Conclusions and Discussion

Main Conclusions

  1. CARVQ achieves 1.6-bit average compression rate, significantly outperforming the 3-bit lower bound of scalar quantization
  2. The method exhibits good hardware compatibility, requiring only 4-bit and 16-bit data type support
  3. Orthogonally compatible with existing transformer quantization methods, enabling seamless integration

Limitations

  1. Applicable Scope: Primarily suitable for small models; embedding layer proportion relatively smaller in large models
  2. Computational Complexity: Cannot be directly applied to continuous activation transformer layers
  3. Semantic Information: May lose fine-grained semantic information, affecting tasks dependent on subtle representations
  4. Error Propagation: Combined with overly lossy transformer compression may impact overall robustness

Future Directions

  1. Extend application to larger-scale models
  2. Investigate deep integration with other compression techniques
  3. Develop specialized hardware acceleration for lookup table operations
  4. Explore compression methods preserving semantic structure

In-Depth Evaluation

Strengths

  1. Strong Innovation: First to combine corrective adaptor with group RVQ, solving embedding layer compression challenge
  2. High Practical Value: Addresses actual deployment needs on edge devices with direct application value
  3. Comprehensive Experiments: Full evaluation across 7 models and 4 task categories
  4. Engineering-Friendly: Good hardware compatibility, easy to deploy

Weaknesses

  1. Insufficient Theoretical Analysis: Lacks deep theoretical explanation for why this combination is effective
  2. Limited Applicable Scenarios: Primarily targets small models; advantages not obvious for large models
  3. Unknown Long-Term Impact: Effects on downstream tasks like model fine-tuning and continual learning require further investigation

Impact

  1. Technical Contribution: Provides new technical pathway for LLM edge deployment
  2. Industrial Value: Significant importance for LLM deployment on mobile devices and IoT devices
  3. Research Inspiration: May catalyze more research on embedding layer compression and adaptor design

Applicable Scenarios

  1. Edge Computing: Memory-constrained mobile devices, IoT devices
  2. Real-Time Applications: Conversational systems and recommendation systems requiring fast response
  3. Cost-Sensitive Scenarios: Applications requiring LLM deployment with limited hardware resources

References

  1. Lin et al. (2024).

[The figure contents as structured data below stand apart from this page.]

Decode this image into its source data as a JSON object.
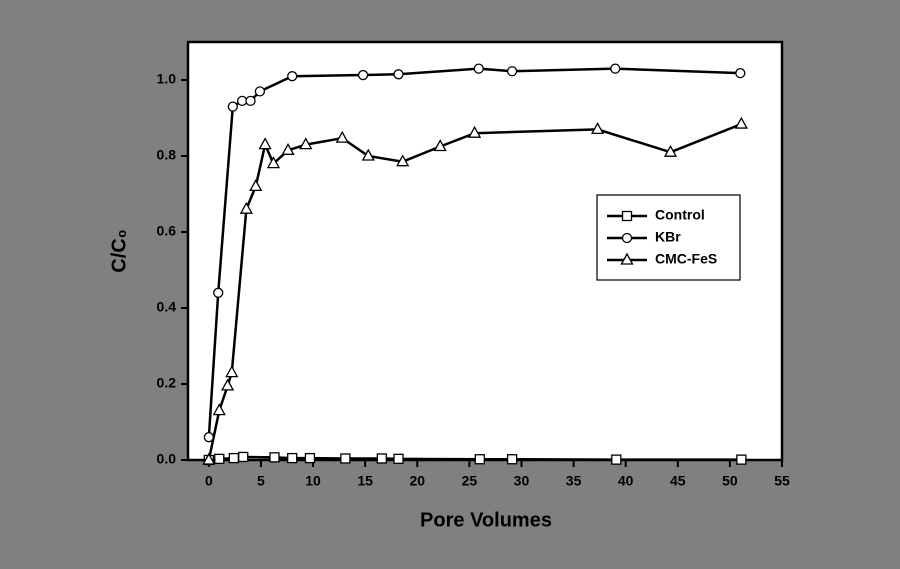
{
  "chart_data": {
    "type": "line",
    "xlabel": "Pore Volumes",
    "ylabel": "C/C₀",
    "xlim": [
      -2,
      55
    ],
    "ylim": [
      0,
      1.1
    ],
    "xticks": [
      0,
      5,
      10,
      15,
      20,
      25,
      30,
      35,
      40,
      45,
      50,
      55
    ],
    "yticks": [
      {
        "value": 0,
        "label": "0.0"
      },
      0.2,
      0.4,
      0.6,
      0.8,
      {
        "value": 1,
        "label": "1.0"
      }
    ],
    "legend": "right",
    "series": [
      {
        "name": "Control",
        "color": "#000000",
        "marker": "square",
        "x": [
          0,
          1.0,
          2.4,
          3.3,
          6.3,
          8.0,
          9.7,
          13.1,
          16.6,
          18.2,
          26.0,
          29.1,
          39.1,
          51.1
        ],
        "values": [
          0,
          0.003,
          0.005,
          0.008,
          0.007,
          0.005,
          0.005,
          0.004,
          0.004,
          0.003,
          0.002,
          0.002,
          0.001,
          0.001
        ]
      },
      {
        "name": "KBr",
        "color": "#000000",
        "marker": "circle",
        "x": [
          0,
          0.9,
          2.3,
          3.2,
          4.0,
          4.9,
          8.0,
          14.8,
          18.2,
          25.9,
          29.1,
          39.0,
          51.0
        ],
        "values": [
          0.06,
          0.44,
          0.93,
          0.945,
          0.945,
          0.97,
          1.01,
          1.013,
          1.015,
          1.03,
          1.023,
          1.03,
          1.018
        ]
      },
      {
        "name": "CMC-FeS",
        "color": "#000000",
        "marker": "triangle",
        "x": [
          0,
          1.0,
          1.8,
          2.2,
          3.6,
          4.5,
          5.4,
          6.2,
          7.6,
          9.3,
          12.8,
          15.3,
          18.6,
          22.2,
          25.5,
          37.3,
          44.3,
          51.1
        ],
        "values": [
          0,
          0.13,
          0.195,
          0.23,
          0.66,
          0.72,
          0.83,
          0.78,
          0.815,
          0.83,
          0.847,
          0.8,
          0.785,
          0.825,
          0.86,
          0.87,
          0.81,
          0.884
        ]
      }
    ]
  }
}
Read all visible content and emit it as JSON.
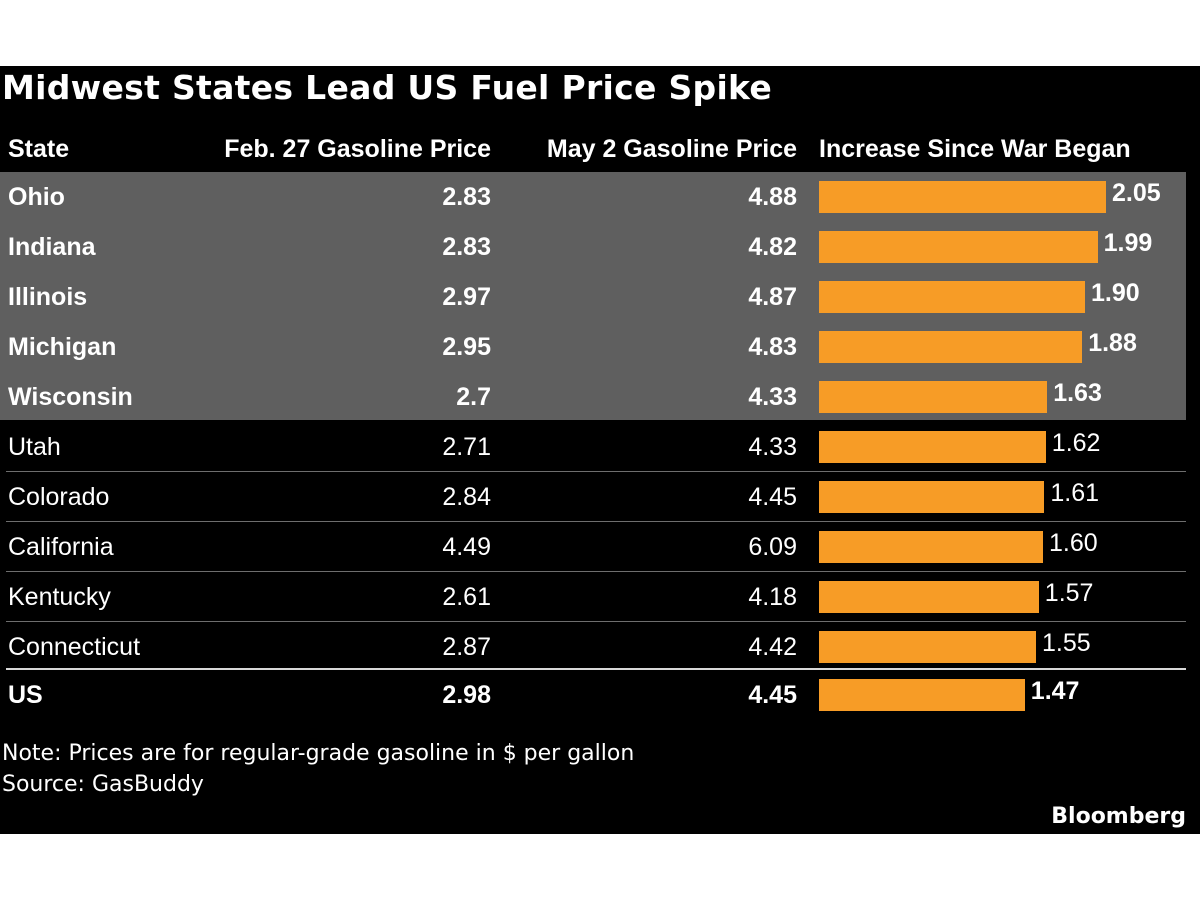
{
  "chart_data": {
    "type": "table",
    "title": "Midwest States Lead US Fuel Price Spike",
    "columns": [
      "State",
      "Feb. 27 Gasoline Price",
      "May 2 Gasoline Price",
      "Increase Since War Began"
    ],
    "rows": [
      {
        "state": "Ohio",
        "feb27": "2.83",
        "may2": "4.88",
        "increase": "2.05",
        "highlighted": true
      },
      {
        "state": "Indiana",
        "feb27": "2.83",
        "may2": "4.82",
        "increase": "1.99",
        "highlighted": true
      },
      {
        "state": "Illinois",
        "feb27": "2.97",
        "may2": "4.87",
        "increase": "1.90",
        "highlighted": true
      },
      {
        "state": "Michigan",
        "feb27": "2.95",
        "may2": "4.83",
        "increase": "1.88",
        "highlighted": true
      },
      {
        "state": "Wisconsin",
        "feb27": "2.7",
        "may2": "4.33",
        "increase": "1.63",
        "highlighted": true
      },
      {
        "state": "Utah",
        "feb27": "2.71",
        "may2": "4.33",
        "increase": "1.62",
        "highlighted": false
      },
      {
        "state": "Colorado",
        "feb27": "2.84",
        "may2": "4.45",
        "increase": "1.61",
        "highlighted": false
      },
      {
        "state": "California",
        "feb27": "4.49",
        "may2": "6.09",
        "increase": "1.60",
        "highlighted": false
      },
      {
        "state": "Kentucky",
        "feb27": "2.61",
        "may2": "4.18",
        "increase": "1.57",
        "highlighted": false
      },
      {
        "state": "Connecticut",
        "feb27": "2.87",
        "may2": "4.42",
        "increase": "1.55",
        "highlighted": false
      }
    ],
    "total": {
      "state": "US",
      "feb27": "2.98",
      "may2": "4.45",
      "increase": "1.47"
    },
    "bar_color": "#f79c26",
    "highlight_color": "#5f5f5f",
    "background_color": "#000000"
  },
  "footnote": {
    "note": "Note: Prices are for regular-grade gasoline in $ per gallon",
    "source": "Source: GasBuddy"
  },
  "brand": "Bloomberg"
}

AWQ: Activation-aware weight quantization for llm compression and acceleration
  2. Hu et al. (2022). LoRA: Low-rank adaptation of large language models
  3. Xu et al. (2023). TensorGPT: Efficient compression of the embedding layer in llms based on the tensor-train decomposition
  4. Xiao et al. (2023). SmoothQuant: Accurate and efficient post-training quantization for large language models

Overall Assessment: This is a high-quality technical paper addressing practical deployment requirements. The proposed CARVQ method represents an important breakthrough in embedding layer compression, providing an effective solution for LLM edge deployment. Despite certain limitations, its innovation, practicality, and engineering value make it a significant contribution to the field.